"Ce qui barre la route fait faire du chemin" (Jean de La Bruyère - 'Les Caractères')

jeudi 14 août 2014

Le Point : plus dure sera la chute (de Rome)

Je crois que je vais cesser de me lamenter sur l'agonie de la presse écrite. L'été que nous vivons est fortement chargé en actualité, souvent dramatique : plusieurs conflits armés, une crise sanitaire sérieuse et un marasme économique grandissant en France et en Europe. 
Et pourtant les "news magazines" (pour ne prendre que ce segment de la presse française) multiplient les couvertures lénifiantes, totalement déconnectées des événements importants en cours. 
L'exemple le plus flagrant, le plus grotesque et le plus pitoyable est le nouveau numéro de l'hebdomadaire "Le Point" paru aujourd'hui. La couverture est consacrée, tenez-vous bien, à la chute de l'empire romain ! Sur cette couverture, on peut lire aussi en toutes lettres : "hebdomadaire d'information". Pour 3,80€, c'est une tromperie sur la marchandise.

La chute de Rome ? Quoi, la semaine prochaine ? 

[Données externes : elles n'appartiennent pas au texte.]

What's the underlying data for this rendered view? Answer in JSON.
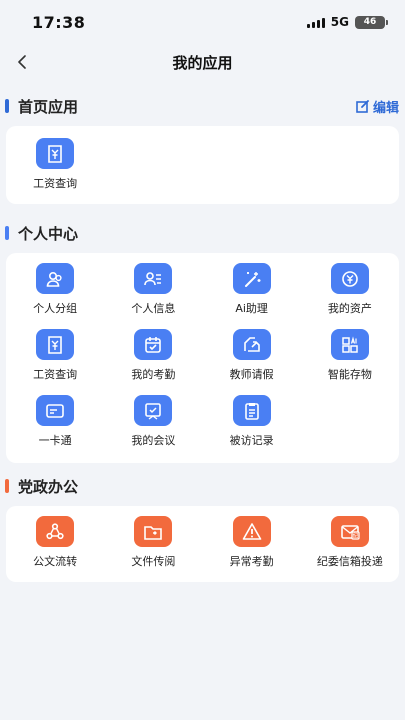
{
  "status": {
    "time": "17:38",
    "network": "5G",
    "battery": "46"
  },
  "nav": {
    "title": "我的应用"
  },
  "colors": {
    "blue": "#4a7ff3",
    "orange": "#f26a3d",
    "edit": "#2f6ad6"
  },
  "home": {
    "title": "首页应用",
    "edit_label": "编辑",
    "apps": [
      {
        "label": "工资查询",
        "icon": "salary-icon"
      }
    ]
  },
  "personal": {
    "title": "个人中心",
    "apps": [
      {
        "label": "个人分组",
        "icon": "group-icon"
      },
      {
        "label": "个人信息",
        "icon": "profile-icon"
      },
      {
        "label": "Ai助理",
        "icon": "ai-wand-icon"
      },
      {
        "label": "我的资产",
        "icon": "asset-icon"
      },
      {
        "label": "工资查询",
        "icon": "salary-icon"
      },
      {
        "label": "我的考勤",
        "icon": "calendar-icon"
      },
      {
        "label": "教师请假",
        "icon": "leave-icon"
      },
      {
        "label": "智能存物",
        "icon": "storage-icon"
      },
      {
        "label": "一卡通",
        "icon": "card-icon"
      },
      {
        "label": "我的会议",
        "icon": "meeting-icon"
      },
      {
        "label": "被访记录",
        "icon": "record-icon"
      }
    ]
  },
  "party": {
    "title": "党政办公",
    "apps": [
      {
        "label": "公文流转",
        "icon": "workflow-icon"
      },
      {
        "label": "文件传阅",
        "icon": "folder-icon"
      },
      {
        "label": "异常考勤",
        "icon": "warning-icon"
      },
      {
        "label": "纪委信箱投递",
        "icon": "mailbox-icon"
      }
    ]
  }
}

Je propose : "Cléopâtre avait le nez creux", "la vie sexuelle de Napoléon à Saint-Hélène", "la face cachée de Gengis Khan", "tout sur l'amant de Jeanne d'arc", "Clovis était-il bègue ?", "Charlemagne ne savait pas lire". Du neuf, du frais, du contemporain. 
Ça se vend sur les plages et dans les campings, disent les directeurs de marketing qui aujourd'hui dirigent les médias. Les lecteurs rejettent les nouvelles anxiogènes, ajoutent-ils. C'est tellement éreintant aussi, quand on est journaliste, de s'intéresser à ce qui se passe dans le monde en ce moment. Faudrait enquêter, aller sur place. Plus le temps, plus l'argent.
Alors on va fouiller les poubelles toujours pleines de l'Histoire. En grattant, on trouve toujours au fond un petit reste qu'on fait réchauffer. Cette semaine, le ragoût du chef, c'est "chute de Rome". "Le Point", par cette publication, annonce de manière allégorique son inexorable disparition. Les autres journaux du même acabit seront alignés, peu à peu, dans le carré des naufrages, au cimetière Gutenberg.